A view from the SEC

These are my notes from the “A view from the SEC” session at the Private Fund Compliance Forum 2012.

This session will provide you with in-depth analysis of how the SEC is dealing with new registrants. SEC officials will answer your most pressing questions to help you ensure an efficient compliance program.

Carlo V. di Florio, Director, United States Securities and Exchange Commission, Office of Compliance Inspections and Examinations interviewed by Nicholas Donato, Editor, Private Equity Manager

Mr. di Florio started off with some post-registration statistics:

  • 3100 private funds with 8 trillion dollars in the funds.
  • 4000 registered private fund advisers
  • 37 of the 50 world’s biggest private equity fund managers are now registered.
  • 48 of 50 world’s biggest hedge fund managers are now registered.

OCIE is working on a letter to the industry this summer on what it means to be registered and what is the SEC expected. OCIE is getting ready to do targeted inspections this fall on new registrants. After the examinations, OCIE plans to come back and let the industry know hwat tey found as the biggest concerns and what the industry is doing well. OCIE wants to share information so that compliance can do a better job.

OCIE has been focused on getting new examiners with specific skills in the industry. They want real world insights, not just general examiners. OCIE wants to know where the risks are.

What makes the SEC happy?

  • The firm has the talent and understanding of what it means to be registered.
  • The firm has the tone at the top and acceptance from senior management. That also means the resources.
  • They want to see the compliance to be tailored to the firm and training focused on the individuals in the firm.
  • OCIE wants to see some good monitoring and testing.
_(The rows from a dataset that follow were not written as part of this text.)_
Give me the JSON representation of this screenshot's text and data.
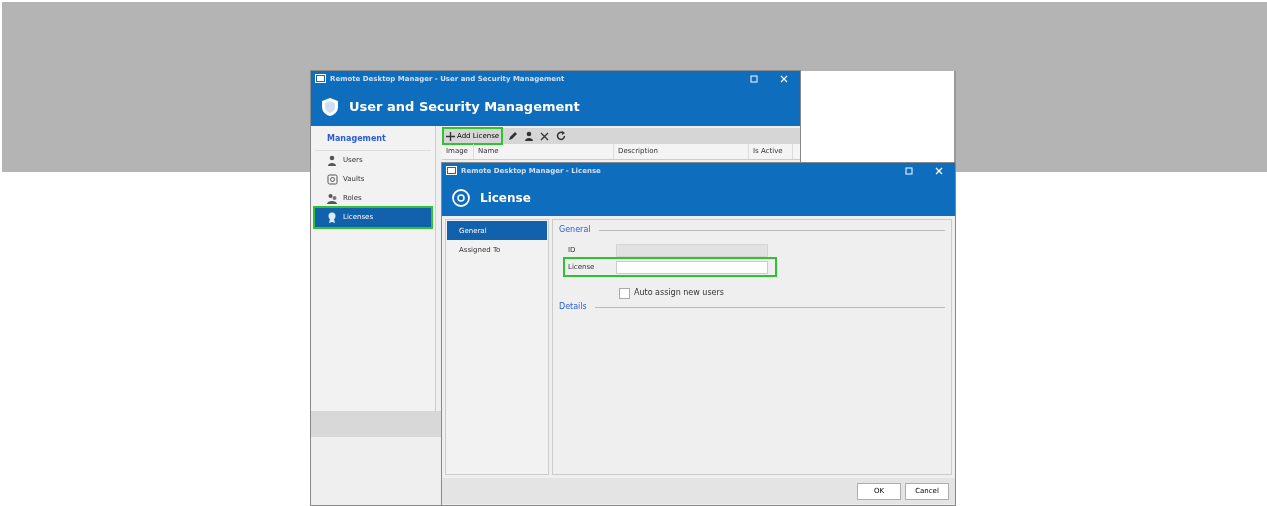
{
  "back_window": {
    "title": "Remote Desktop Manager - User and Security Management",
    "header": "User and Security Management",
    "sidebar": {
      "section": "Management",
      "items": [
        {
          "label": "Users",
          "kind": "user",
          "selected": false,
          "highlighted": false
        },
        {
          "label": "Vaults",
          "kind": "vault",
          "selected": false,
          "highlighted": false
        },
        {
          "label": "Roles",
          "kind": "roles",
          "selected": false,
          "highlighted": false
        },
        {
          "label": "Licenses",
          "kind": "license",
          "selected": true,
          "highlighted": true
        }
      ]
    },
    "toolbar": {
      "add_button": {
        "label": "Add License",
        "highlighted": true
      }
    },
    "table": {
      "columns": [
        "Image",
        "Name",
        "Description",
        "Is Active"
      ]
    }
  },
  "dialog": {
    "title": "Remote Desktop Manager - License",
    "header": "License",
    "nav": [
      {
        "label": "General",
        "selected": true
      },
      {
        "label": "Assigned To",
        "selected": false
      }
    ],
    "sections": [
      {
        "title": "General"
      },
      {
        "title": "Details"
      }
    ],
    "fields": [
      {
        "label": "ID",
        "disabled": true,
        "highlighted": false
      },
      {
        "label": "License",
        "disabled": false,
        "highlighted": true
      }
    ],
    "checkbox": {
      "label": "Auto assign new users",
      "checked": false
    },
    "buttons": [
      "OK",
      "Cancel"
    ]
  }
}
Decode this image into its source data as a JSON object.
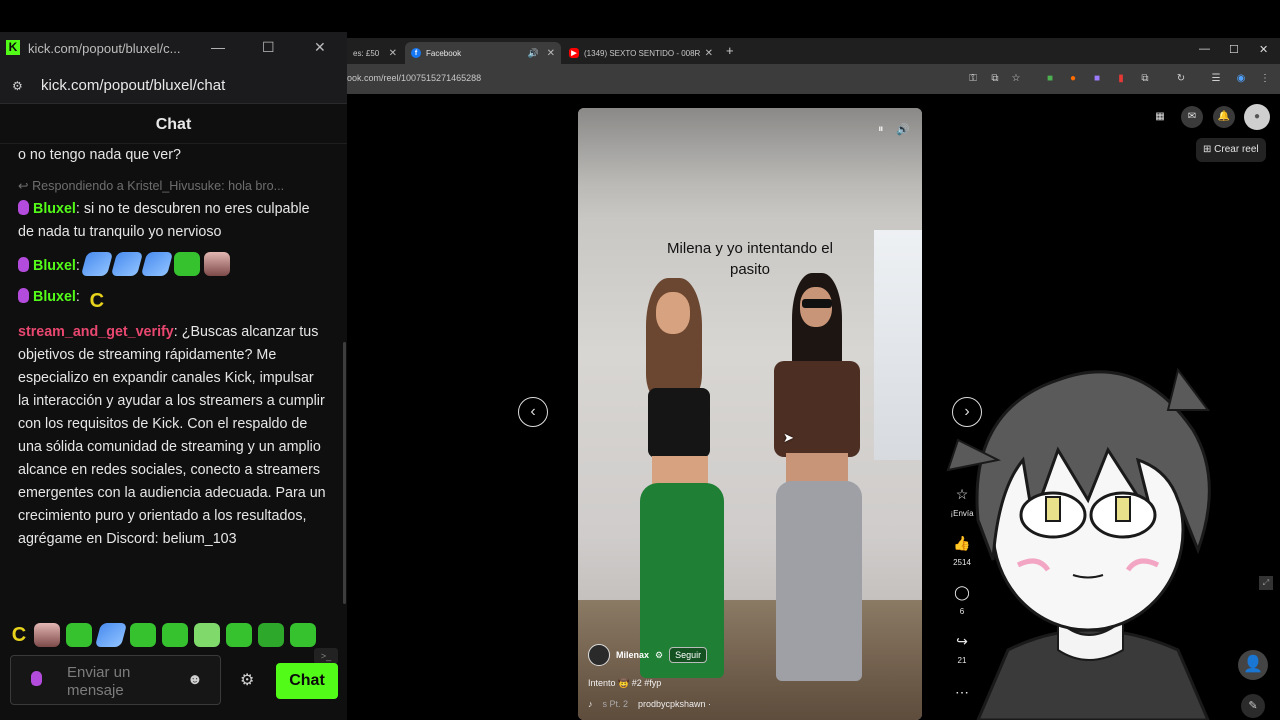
{
  "browser": {
    "tabs": [
      {
        "title": "es: £50"
      },
      {
        "title": "Facebook"
      },
      {
        "title": "(1349) SEXTO SENTIDO - 008R"
      }
    ],
    "url": "ook.com/reel/1007515271465288"
  },
  "fb": {
    "create_reel_label": "Crear reel"
  },
  "reel": {
    "caption_line1": "Milena y yo intentando el",
    "caption_line2": "pasito",
    "author": "Milenax",
    "follow_label": "Seguir",
    "description": "Intento 🤠 #2 #fyp",
    "audio_part": "s Pt. 2",
    "audio_author": "prodbycpkshawn ·",
    "actions": {
      "send_label": "¡Envía",
      "likes": "2514",
      "comments": "6",
      "shares": "21"
    }
  },
  "kick": {
    "window_title": "kick.com/popout/bluxel/c...",
    "url": "kick.com/popout/bluxel/chat",
    "chat_title": "Chat",
    "input_placeholder": "Enviar un mensaje",
    "send_label": "Chat",
    "colors": {
      "accent": "#53fc18",
      "mention": "#e8476f"
    }
  },
  "chat": {
    "m0_text": "o no tengo nada que ver?",
    "m1_reply": "Respondiendo a Kristel_Hivusuke: hola bro...",
    "m1_user": "Bluxel",
    "m1_text": ": si no te descubren no eres culpable de nada tu tranquilo yo nervioso",
    "m2_user": "Bluxel",
    "m3_user": "Bluxel",
    "m4_user": "stream_and_get_verify",
    "m4_text": ": ¿Buscas alcanzar tus objetivos de streaming rápidamente? Me especializo en expandir canales Kick, impulsar la interacción y ayudar a los streamers a cumplir con los requisitos de Kick. Con el respaldo de una sólida comunidad de streaming y un amplio alcance en redes sociales, conecto a streamers emergentes con la audiencia adecuada. Para un crecimiento puro y orientado a los resultados, agrégame en Discord: belium_103"
  }
}
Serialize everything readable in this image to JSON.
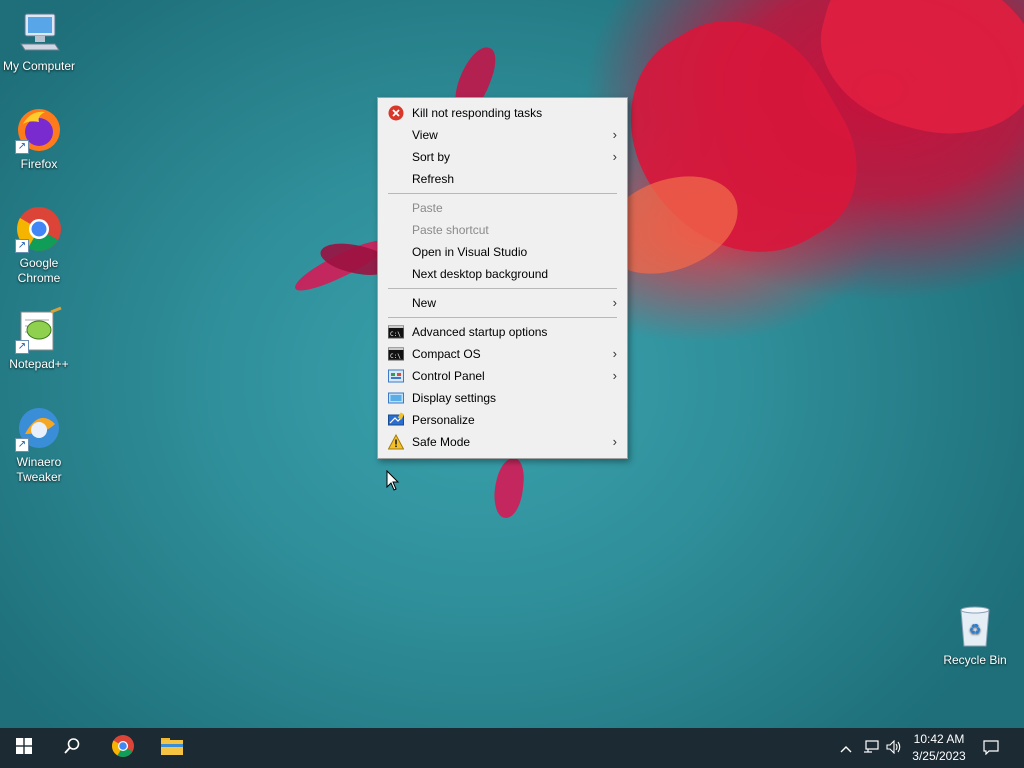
{
  "desktop": {
    "icons": [
      {
        "label": "My Computer",
        "icon": "computer-icon"
      },
      {
        "label": "Firefox",
        "icon": "firefox-icon"
      },
      {
        "label": "Google Chrome",
        "icon": "chrome-icon"
      },
      {
        "label": "Notepad++",
        "icon": "notepadpp-icon"
      },
      {
        "label": "Winaero Tweaker",
        "icon": "winaero-tweaker-icon"
      },
      {
        "label": "Recycle Bin",
        "icon": "recycle-bin-icon"
      }
    ]
  },
  "context_menu": {
    "items": [
      {
        "label": "Kill not responding tasks",
        "icon": "error-x-icon"
      },
      {
        "label": "View",
        "submenu": true
      },
      {
        "label": "Sort by",
        "submenu": true
      },
      {
        "label": "Refresh"
      },
      {
        "label": "Paste",
        "disabled": true
      },
      {
        "label": "Paste shortcut",
        "disabled": true
      },
      {
        "label": "Open in Visual Studio"
      },
      {
        "label": "Next desktop background"
      },
      {
        "label": "New",
        "submenu": true
      },
      {
        "label": "Advanced startup options",
        "icon": "cmd-icon"
      },
      {
        "label": "Compact OS",
        "icon": "cmd-icon",
        "submenu": true
      },
      {
        "label": "Control Panel",
        "icon": "control-panel-icon",
        "submenu": true
      },
      {
        "label": "Display settings",
        "icon": "display-icon"
      },
      {
        "label": "Personalize",
        "icon": "personalize-icon"
      },
      {
        "label": "Safe Mode",
        "icon": "warning-icon",
        "submenu": true
      }
    ],
    "chevron": "›"
  },
  "taskbar": {
    "time": "10:42 AM",
    "date": "3/25/2023",
    "pinned": [
      "start-icon",
      "search-icon",
      "chrome-icon",
      "file-explorer-icon"
    ]
  },
  "colors": {
    "taskbar_bg": "#1c2a33",
    "menu_bg": "#f0f0f0",
    "disabled_text": "#8a8a8a"
  }
}
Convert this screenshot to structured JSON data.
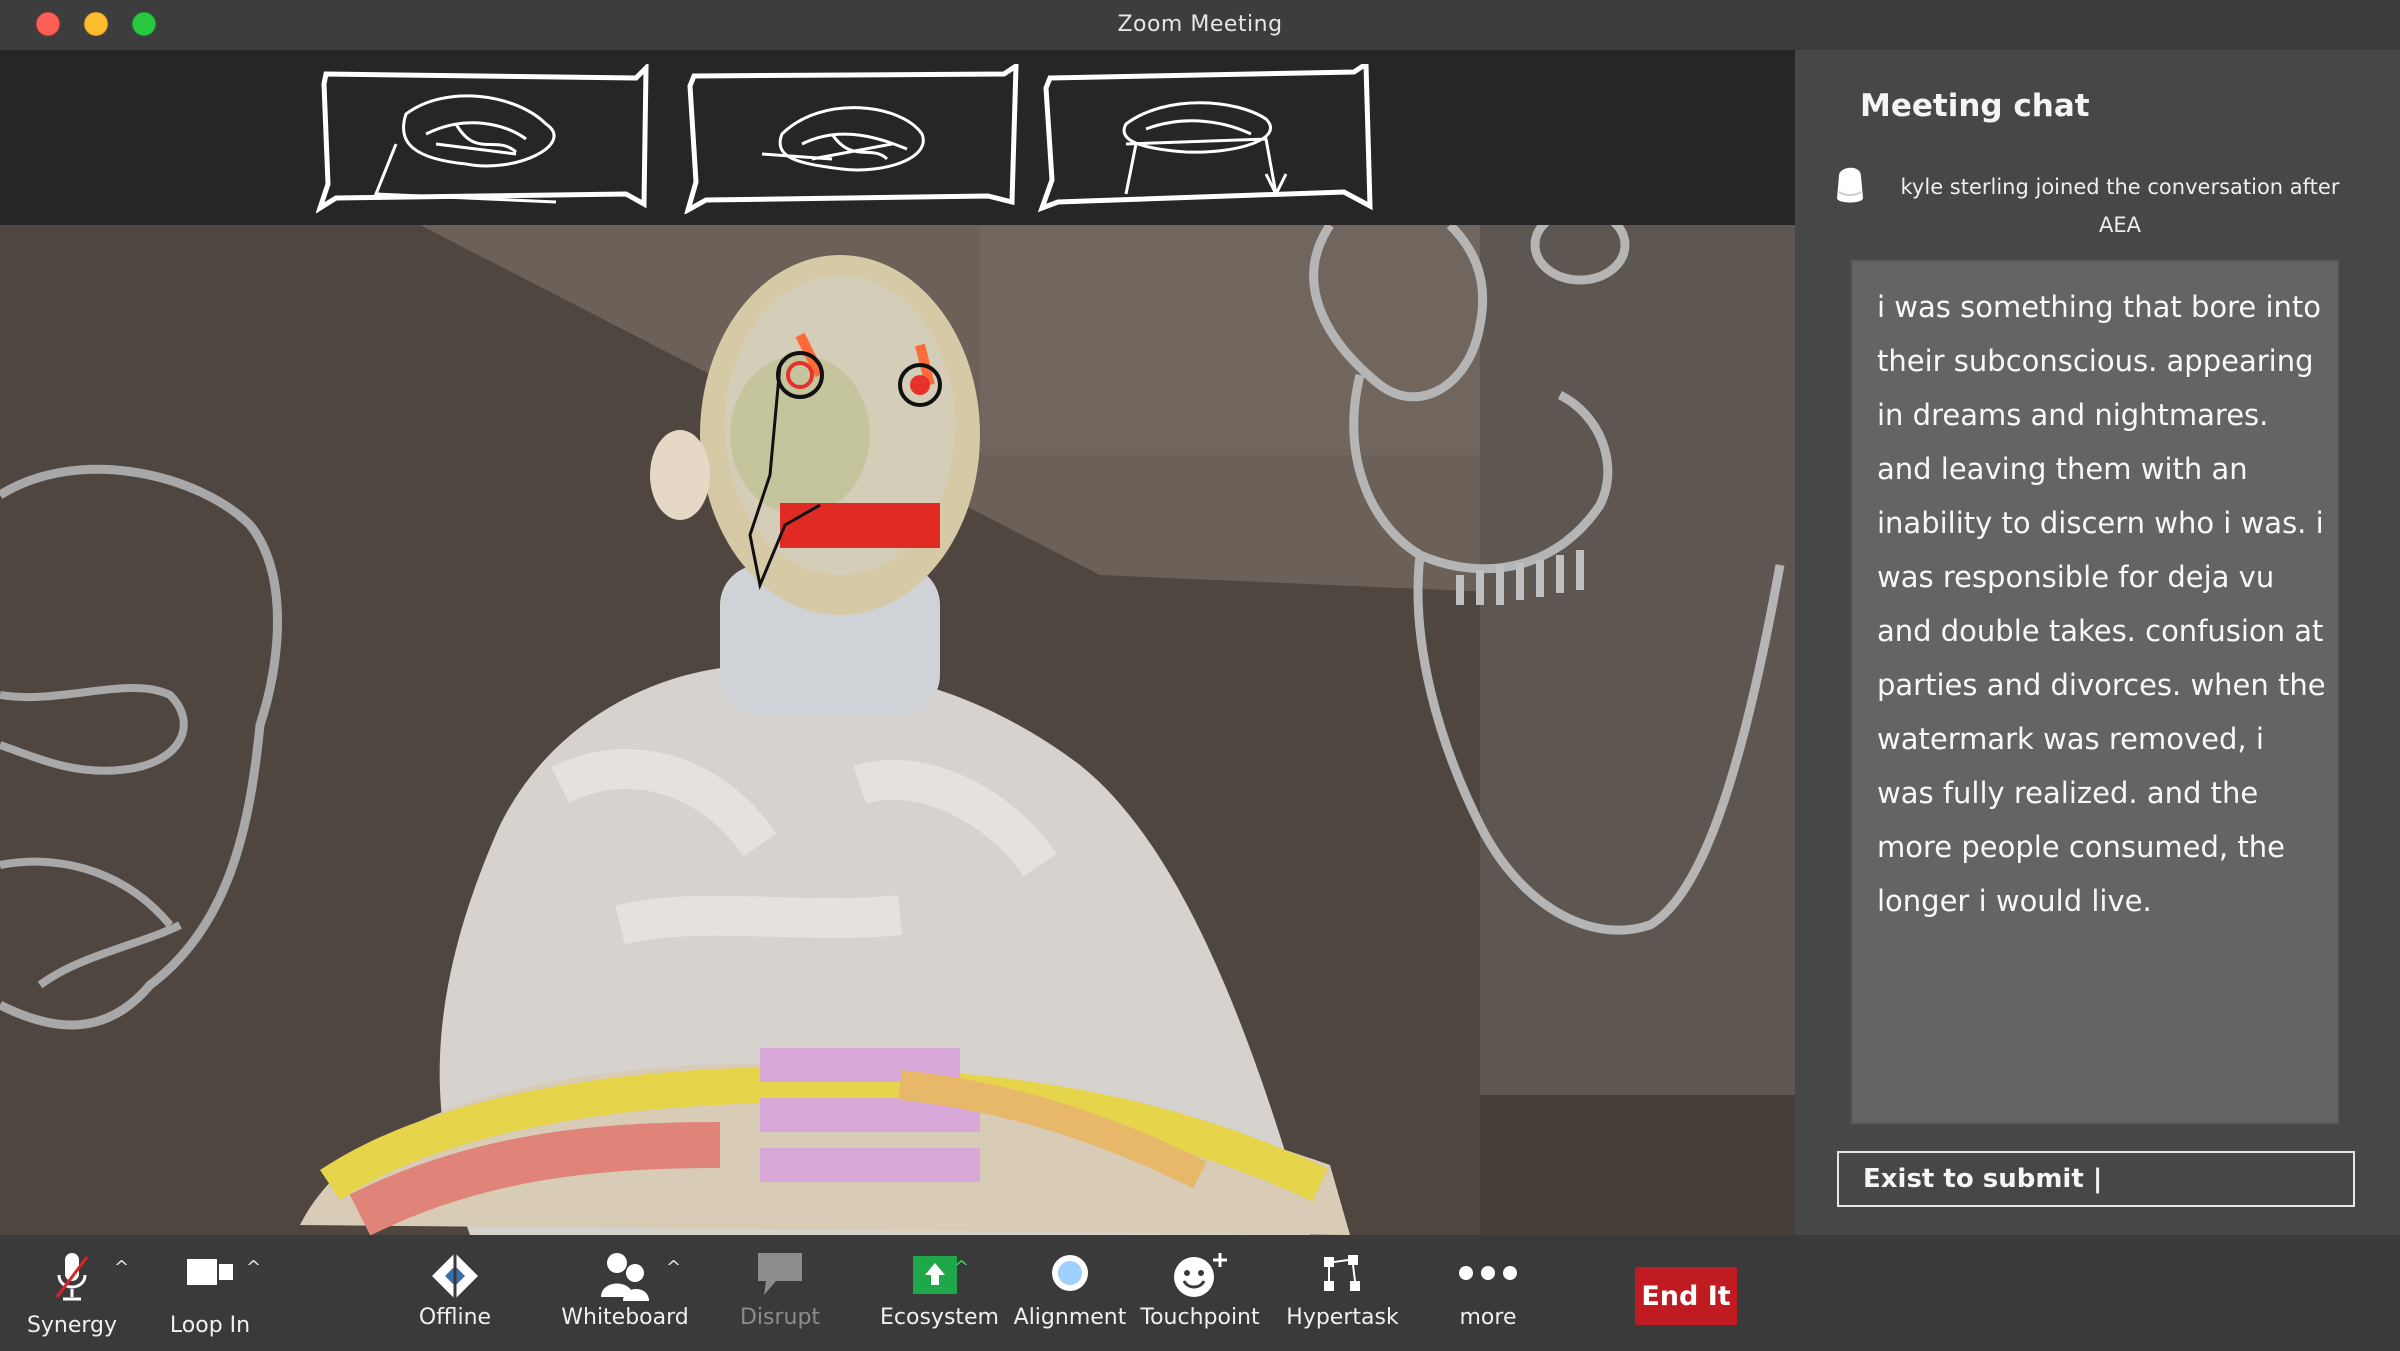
{
  "window": {
    "title": "Zoom Meeting"
  },
  "chat": {
    "title": "Meeting chat",
    "system_message": "kyle sterling  joined the conversation after AEA",
    "message": "i was something that bore into their subconscious. appearing in dreams and nightmares. and leaving them with an inability to discern who i was. i was responsible for deja vu and double takes. confusion at parties and divorces. when the watermark was removed, i was fully realized. and the more people consumed, the longer i would live.",
    "input_value": "Exist to submit |"
  },
  "toolbar": {
    "mic_label": "Synergy",
    "video_label": "Loop In",
    "offline_label": "Offline",
    "whiteboard_label": "Whiteboard",
    "disrupt_label": "Disrupt",
    "ecosystem_label": "Ecosystem",
    "alignment_label": "Alignment",
    "touchpoint_label": "Touchpoint",
    "hypertask_label": "Hypertask",
    "more_label": "more",
    "end_label": "End It"
  },
  "colors": {
    "end_button": "#c01b20",
    "ecosystem_icon": "#1fa84a",
    "chat_panel": "#474747",
    "message_bubble": "#646464"
  },
  "icons": {
    "mic": "microphone-muted-icon",
    "video": "video-camera-icon",
    "offline": "diamond-logo-icon",
    "whiteboard": "participants-icon",
    "disrupt": "chat-bubble-icon",
    "ecosystem": "share-screen-icon",
    "alignment": "circle-record-icon",
    "touchpoint": "reactions-icon",
    "hypertask": "apps-icon",
    "more": "ellipsis-icon"
  }
}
Performance advertising is a hot button. It needs to fairly disclosed and fully disclosed.

Some things that are unique to private funds. Fees and expenses are a critical area. Throughout the life cycle of the fund. He noted that some funds seem to be extending their duration merely to keep collecting fees.

(Mr. di Florio seemed to be well versed on how private funds work and the issues specific to private funds. It sounds like the SEC has quickly gotten up to speed on the issues particular to to private funds and how they operate differently from retail investment advisers.)

OCIE has a solid focus on senior management. They want to see the firm’s view on complaince and want to reinforce that compliance should be important to the firm.

Culture of compliance includes asking the CCO if they have the resources they need.
Mr. di Florio surprisingly noted that compensation is an important part of the culture of compliance. Paychecks are critical decision points.

Will the SEC be visiting exempt, reporting advisers? (VC firms and mid-sized private fund managers) Yes.
How to get the SEC out the door as quickly as possible?

First, figure out why they decided to come. They are staying away from routine regular checklist exams and doing mostly risk based focused exams. When they show up or announce the exam, ask the examiner why they decidded to spend their time with your firm. Tips, complaints, and referrals is a common source. This has been beefed up in recent years. (Post-Madoff) Tips, complaints, and referrals are also a way for the industry to self-police. Another source is the whistleblower program under Dodd-Frank and the financial incentive for whistleblowers.

Once they arrive. They are going to dive into the area of risk that brought them to the firm. Be prepared. Have the documents ready. Have the people available to talk with the SEC examiners. Some of the biggest impediments are waiting for documents and waiting for people to be available.

Valuations is a focus for OCIE when looking at private equity. In particular is the use of valuation in performance advertising and fee calculation.

How can the CCO let the SEC know that they do not have enough resources? (Passing notes saying “HELP ME”?) THe SEC will have its own point of view and has a broader view of the industry and what is expected of the CCOs in the industry. SEC an be an amplifying voice. They want to support the CCO, not undercut the CCO.